Ken Roberts June 23, 2008 - 11:37am

that science fiction is about possible worlds, and fantasy is about impossible worlds.

Aside from that, Pullman's His Dark Materials trilogy is wonderful.

LindaR June 23, 2008 - 5:19pm

Oh, jeez. Tough question.

Neuromancer by William Gibson was my gateway drug to Science Fiction, and genre fiction in general. Dark, lush, and mysterious, it's a pop masterpiece, and it hit me at just the right time in my young life, so it will always be my favorite. You can get a sense for all of his early SF by reading the short story "Burning Chrome," in the collection of that title. Twenty pages or so, but all the promise of "cyberpunk" is realized in that story.

For sheer literary merit, Stanislaw Lem's "Fiasco" is the greatest SF novel I have ever read. It is a suspense story, a philosophical novel, a mystery, and a supreme work of hard science fiction. And it possesses a high literary playfulness that puts it on par with Joyce, Nabokov, and Borges. If anybody brought the legacy of HG Wells into the 21st century, it was Lem. He also deserved the Nobel Prize and it's a shame he never got it.
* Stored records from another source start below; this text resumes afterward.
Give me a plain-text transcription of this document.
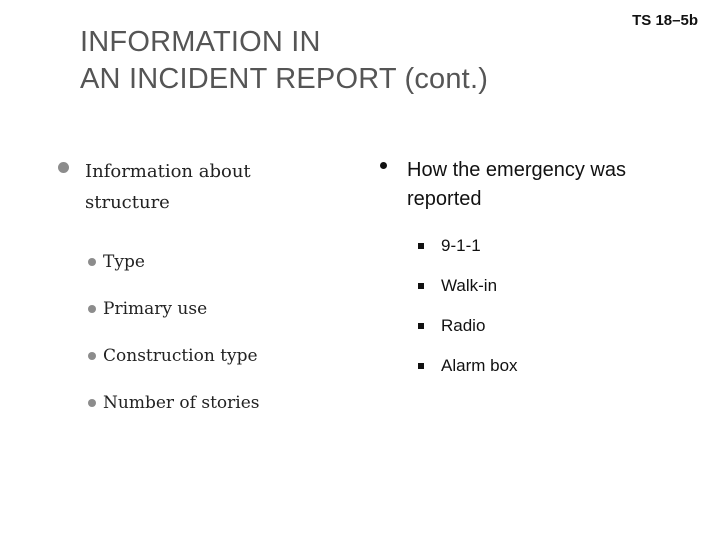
TS 18–5b
INFORMATION IN
AN INCIDENT REPORT (cont.)
Information about structure
Type
Primary use
Construction type
Number of stories
How the emergency was reported
9-1-1
Walk-in
Radio
Alarm box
Other all stars include the:

Best Short Stories of J.G. Ballard, which has dazzling examples of his early writing for the SF pulp magazines.
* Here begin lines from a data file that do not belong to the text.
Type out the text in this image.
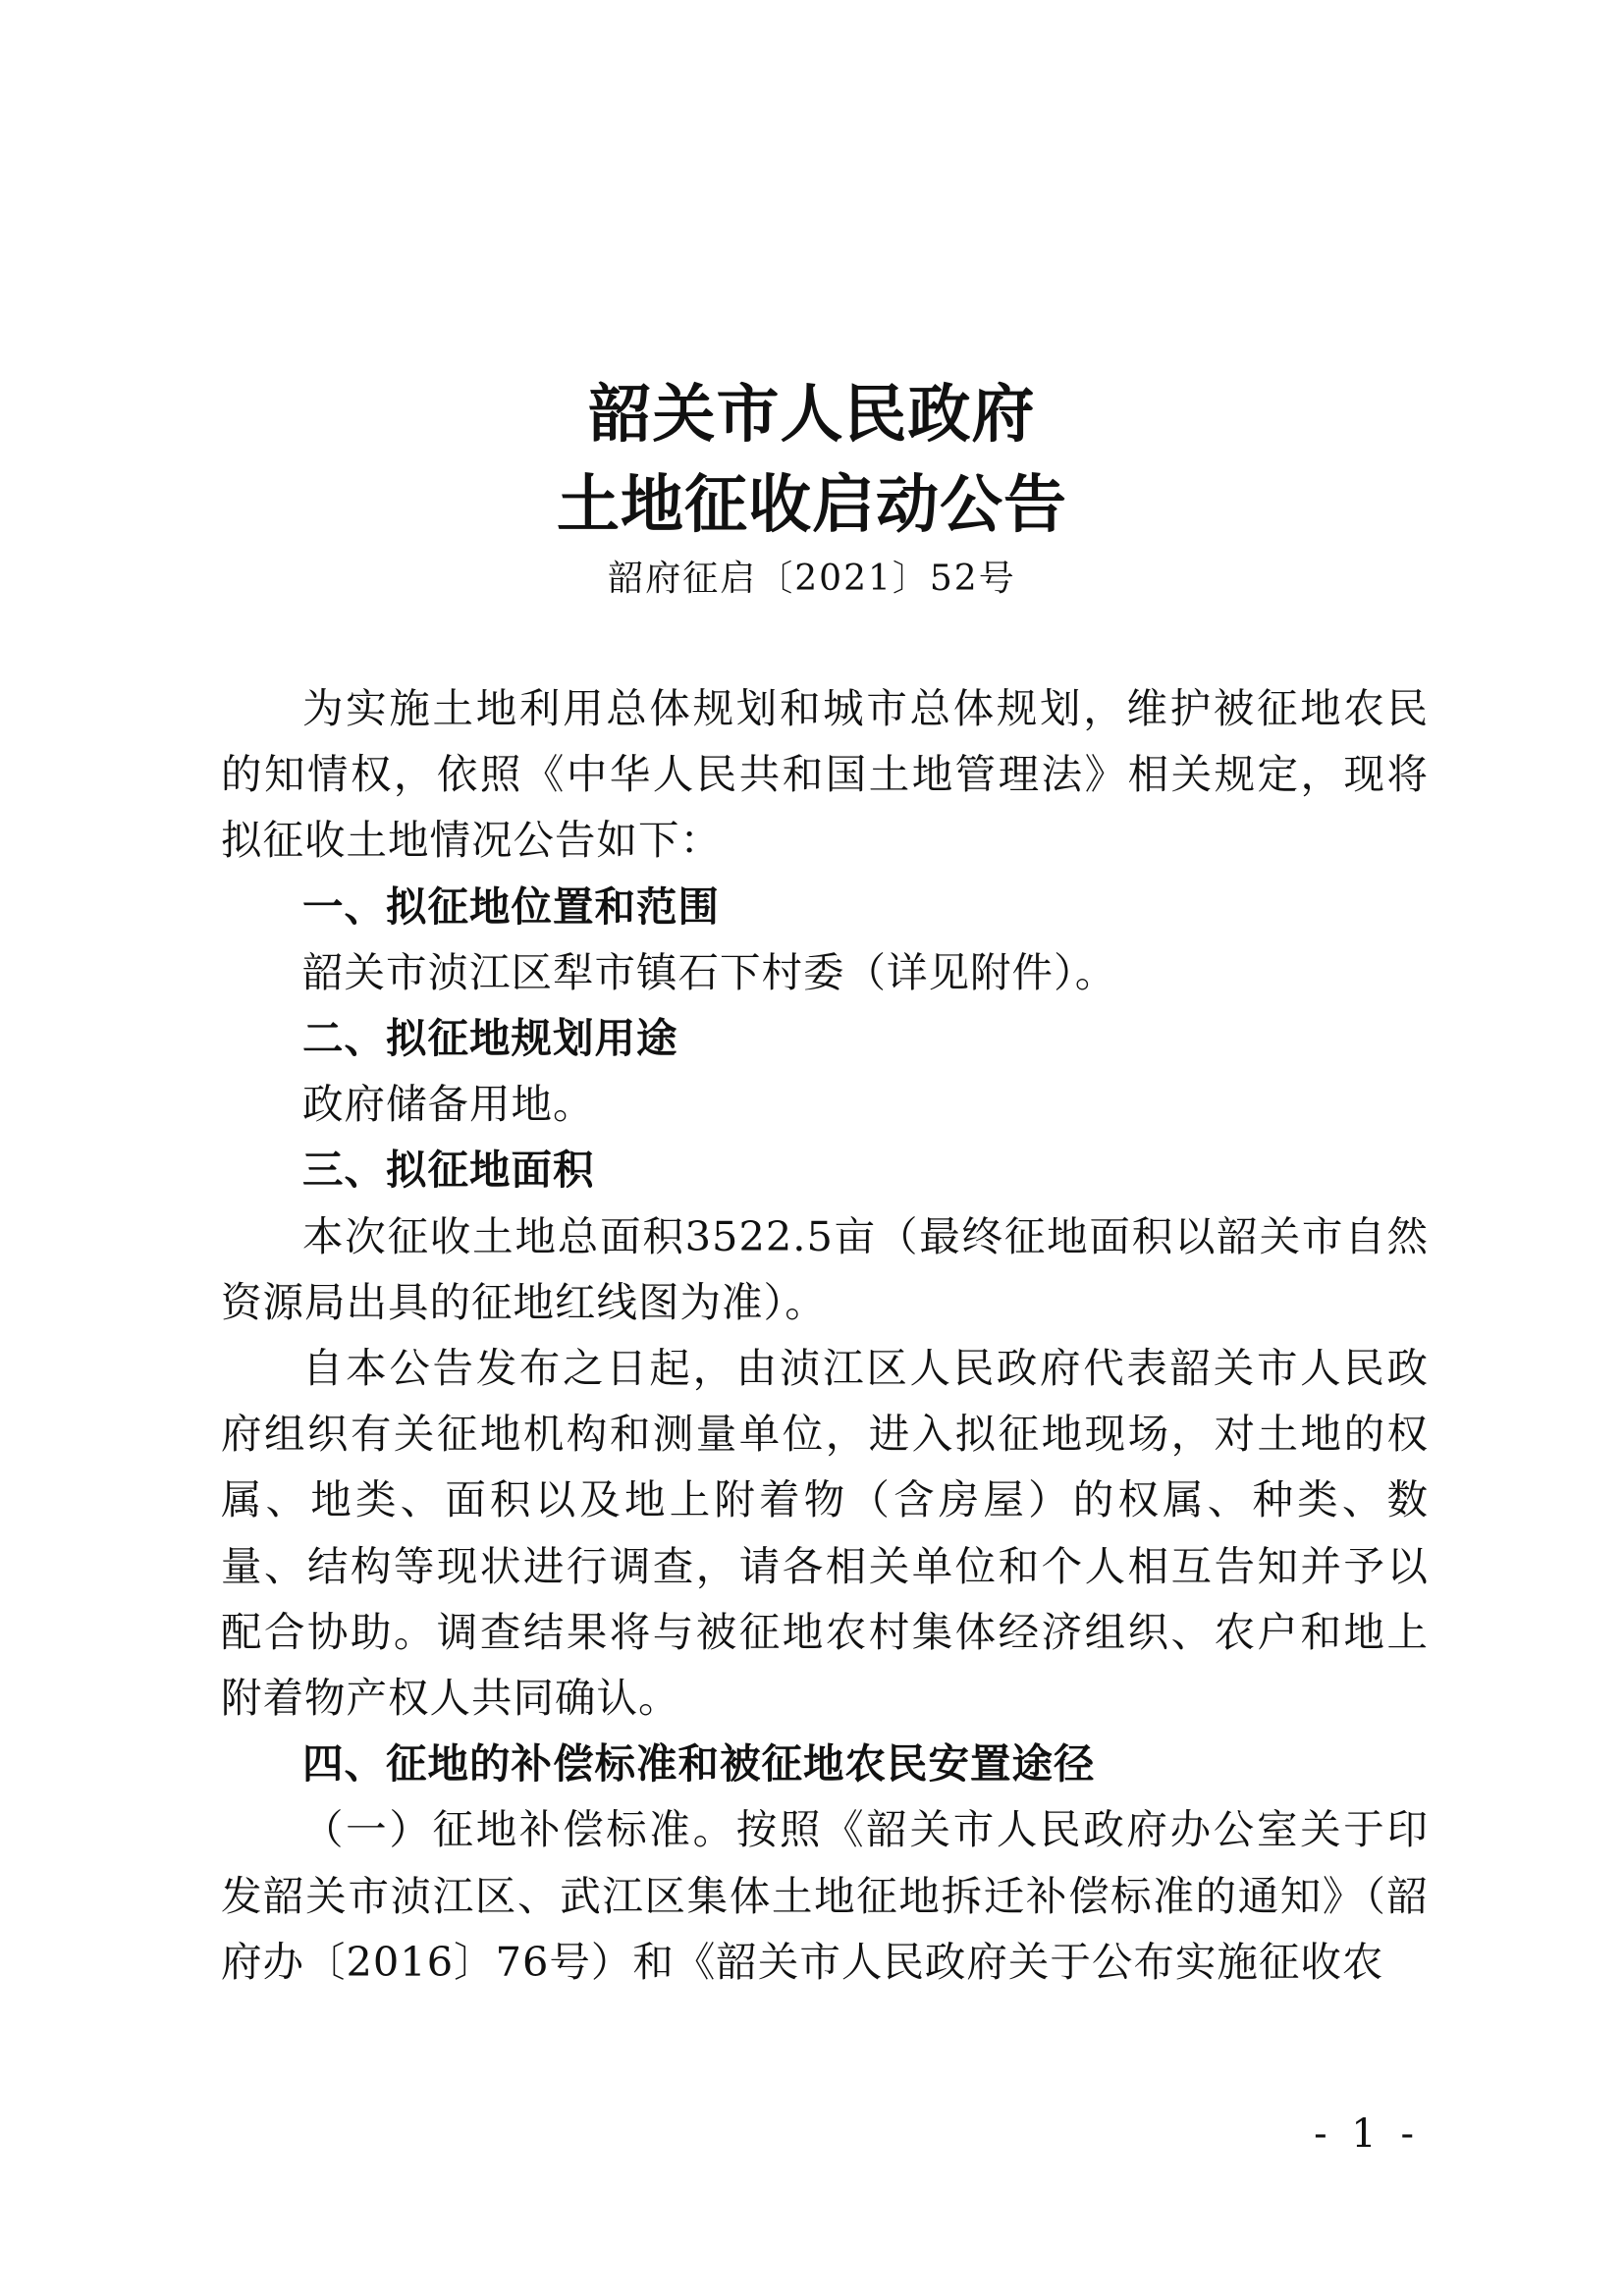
韶关市人民政府
土地征收启动公告
韶府征启〔2021〕52号

为实施土地利用总体规划和城市总体规划，维护被征地农民的知情权，依照《中华人民共和国土地管理法》相关规定，现将拟征收土地情况公告如下：

一、拟征地位置和范围

韶关市浈江区犁市镇石下村委（详见附件）。

二、拟征地规划用途

政府储备用地。

三、拟征地面积

本次征收土地总面积3522.5亩（最终征地面积以韶关市自然资源局出具的征地红线图为准）。

自本公告发布之日起，由浈江区人民政府代表韶关市人民政府组织有关征地机构和测量单位，进入拟征地现场，对土地的权属、地类、面积以及地上附着物（含房屋）的权属、种类、数量、结构等现状进行调查，请各相关单位和个人相互告知并予以配合协助。调查结果将与被征地农村集体经济组织、农户和地上附着物产权人共同确认。

四、征地的补偿标准和被征地农民安置途径

（一）征地补偿标准。按照《韶关市人民政府办公室关于印发韶关市浈江区、武江区集体土地征地拆迁补偿标准的通知》（韶府办〔2016〕76号）和《韶关市人民政府关于公布实施征收农

- 1 -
BIOS, by Robert Charles Wilson, which is both clean, fast commercial fiction and has some big ideas to ponder. All of his novels are reliable, but BIOS is his best.

Schismatrix Plus, by Bruce Sterling, hard SF that resonates like good historical fiction.

City of Saints and Madmen, by Jeff Vandermeer, this is the best example of a new strain in fantasy. It's literate, weird, and fun.

A Game of Thrones by George R. R. Martin is pure, addictive epic fantasy that is actually well written. Imagine if Tolkien had toned down the prose style a lot, and written a magical history of the War of the Roses.

The Deep, or Little Big by John Crowley are fantasy novels to the core, but are wonderfully written pieces of fiction, by any standard. Harold Bloom considers Little Big to be one of the finest novels written in the last thirty years.

Song of Kali by Dan Simmons is really much better than any of his science fiction. It's one of the few books that has ever given me a real sense of horror. Slow, creeping horror, not just spookiness and suspense.

The Road by Cormac McCarthy needs no introduction. The man wrote gothic novels, westerns, and now he has written a science fiction novel. Just because he's the greatest living writer in English doesn't mean he doesn't write in particular genres.

The Stars My Destination by Alfred Bester is a very different kind of golden age SF than Heinlein or Asimov. It's all the furious energy of the United States in the 1950s without the triumphalism.

Childhood's End by Arthur C. Clarke is way better than 2001. As is Rendezvous with Rama. Clarke is the best example of that "sense of wonder" SF readers talk about so much.

Blindness by Saramago. The Handmaid's Tale by Margaret Atwood. The Left Hand of Darkness by Ursula LeGuin. Cloud Atlas by David Mitchell. I could go on ...

Science Fiction is never really about the future, it is about a re-imagining of the time it was written in, a kind of fantasia on scientific and historical themes, and the same is true of Fantasy. It's all about trying to make sense of the present and the past but with the tools of literature rather than history and science. It's never about escaping from the world, but about finding new ways into it.